A third case of the O157 strain is also being investigated at the premises in Kirkwall, Orkney but the health board said there is "no strong evidence" that they were infected at the nursery.
One child is being treated in hospital while the other child, described as "a household contact" of the first one, is not showing symptoms. The third child being checked for the infection is at home.
NHS Orkney said other children and staff from the nursery are being screened as a precaution.
Director of public health at the board Louise Wilson said: "It must be stressed that this is purely a precautionary measure. We understand that parents of children who attend this nursery will be concerned and we want to set their minds at rest.
"Parents will be contacted directly by the nursery. If you are not contacted, you do not need to take any action. As ever, anyone with health concerns should contact a health professional."

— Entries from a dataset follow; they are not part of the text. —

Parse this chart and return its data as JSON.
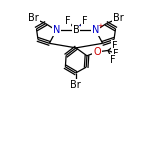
{
  "bg_color": "#ffffff",
  "bond_color": "#000000",
  "atom_colors": {
    "Br": "#000000",
    "N": "#0000cc",
    "B": "#000000",
    "F": "#000000",
    "O": "#cc0000",
    "C": "#000000",
    "charge_minus": "#0000cc",
    "charge_plus": "#cc0000"
  },
  "font_size_atom": 7.0,
  "font_size_small": 5.0,
  "font_size_sub": 4.5,
  "line_width": 0.9
}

The E.coli O157 bacterium lives in the gut of animals such as cattle, sheep, deer and goats. It can also be carried by pets and wild birds. In humans, the toxins that the O157 strain produces can cause diarrhoea and kidney failure as well as other illnesses. Young children and older people are said to be at the greatest risk.
Dr Wilson said: "We are looking closely at all possible sources of infection. E.coli O157 infections are often food-related but can also be associated with environmental exposure.
"One of the simplest things that can be done to prevent infection with E.coli O157 is to wash your hands thoroughly after using the toilet or changing nappies, and before preparing or eating food. It is also important to wash your hands after contact with animals or their environment."
In August six cases of the strain were confirmed on the island.